During a test run to create a HDT file I encountered a bad IRI scheme with an invalid 2F char.

Steps to Reproduce:

docker run -v pwd:/wikidata rdfhdt/hdt-cpp:v1.3.3 rdf2hdt -p -i wikidata/latest-all.nt.gz wikidata/latest-all.hdt

Actual Results:

error: wikidata/latest-all.nt.gz:604276348:139: bad IRI scheme char `2F'
Catch exception load: Error parsing input.
ERROR: Error parsing input.

Expected Results:

No parsing errors.

Related Objects

Event Timeline

In the ShEx CG, the following fix was suggested:

sed -i -E 's/(<.*)}(.*>)/\1\2/' <dump_file>
sed -i -E 's/(<.*)\\n(.*>)/\1\2/' <dump_file>
sed -i -E 's/(<.*)\|(.*>)/\1\2/' <dump_file>

@hoo I think I saw another ticket realting to something odd going on in dump recently?
Is this also related?

@hoo I think I saw another ticket realting to something odd going on in dump recently?
Is this also related?

I'm not sure yet… I'm currently trying to see what exactly is wrong here (extracting the relevant parts on stat1007), but yes, this could also be a shard concatenation problem.

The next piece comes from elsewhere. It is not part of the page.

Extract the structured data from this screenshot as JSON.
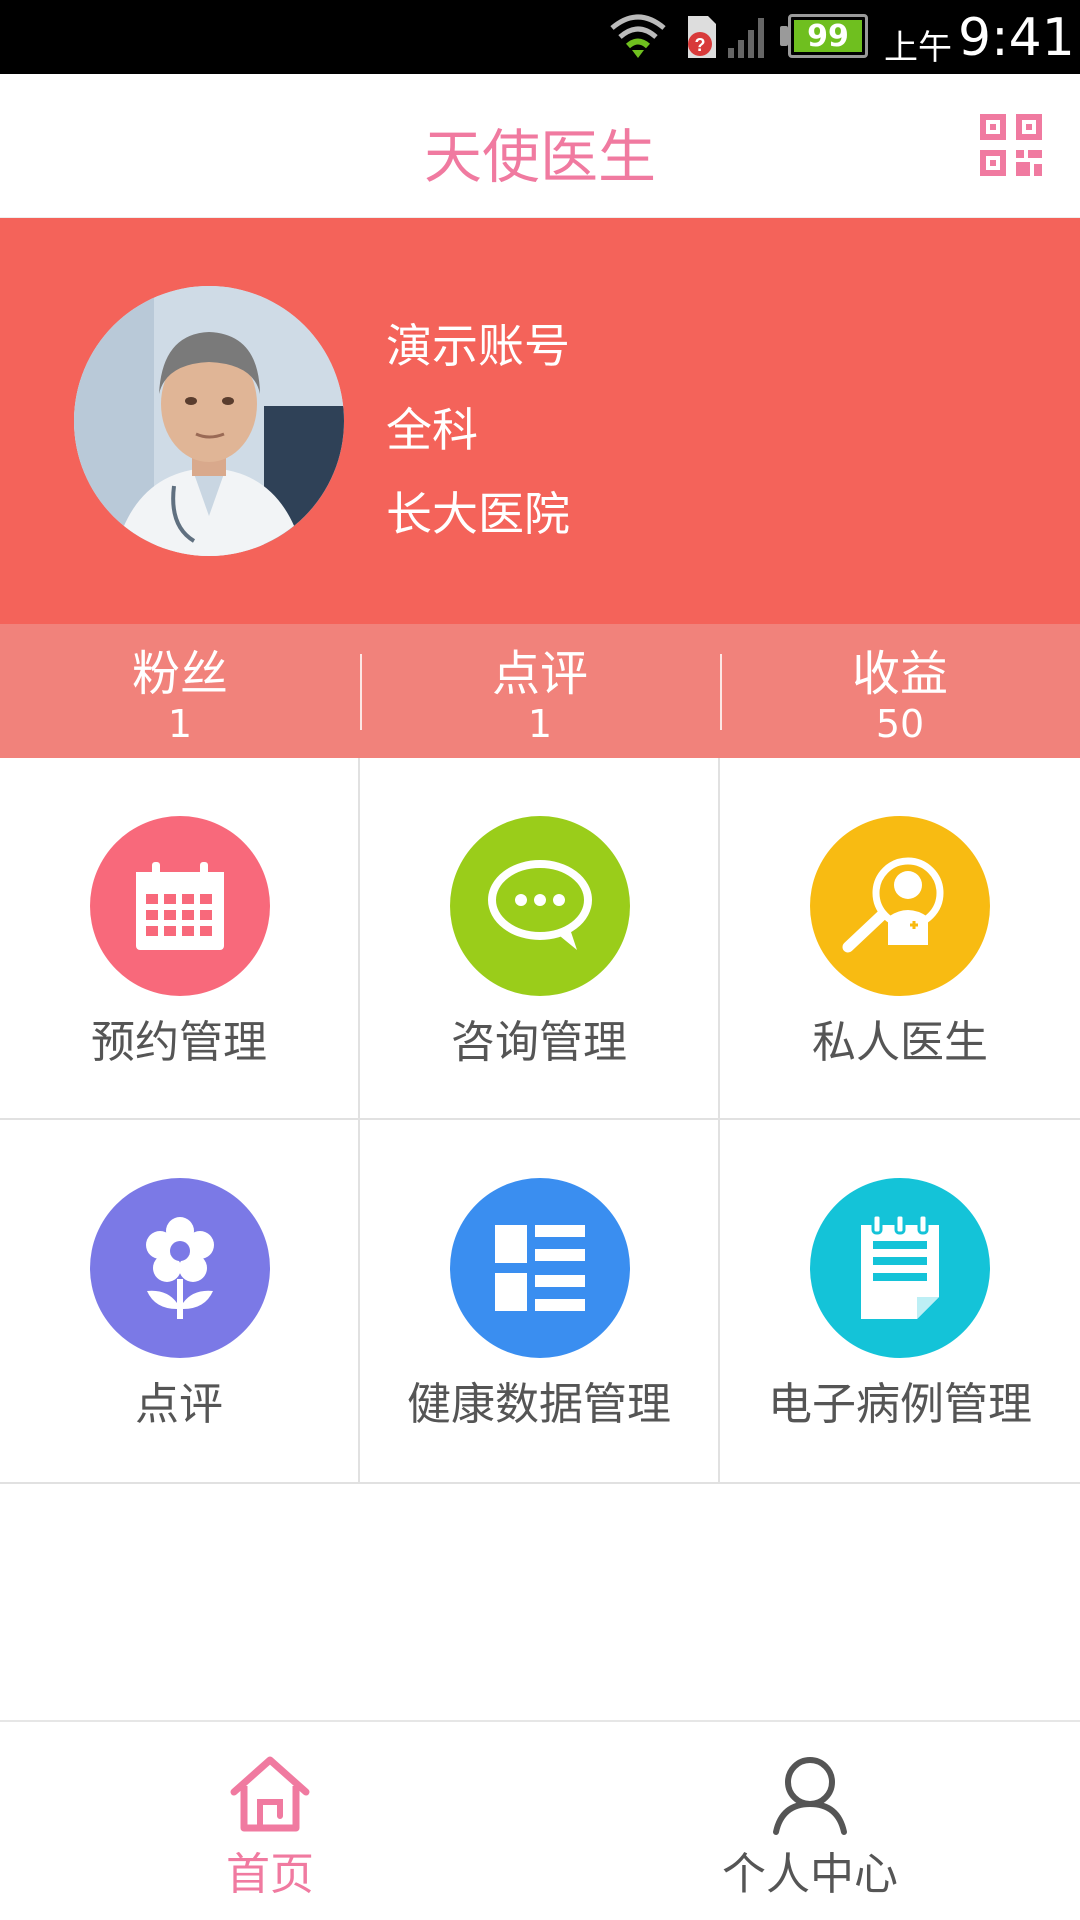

These bad entries were added in October 2013 (fixed now), probably due to a broken input validator.

Invalid data like this is impossible to add now and this was (AFAICT, I've naively grep-ed the whole dump) the only instance of this, thus I think we can close this.

Lydia_Pintscher claimed this task.
Lydia_Pintscher subscribed.

Closing this based on Marius' comment.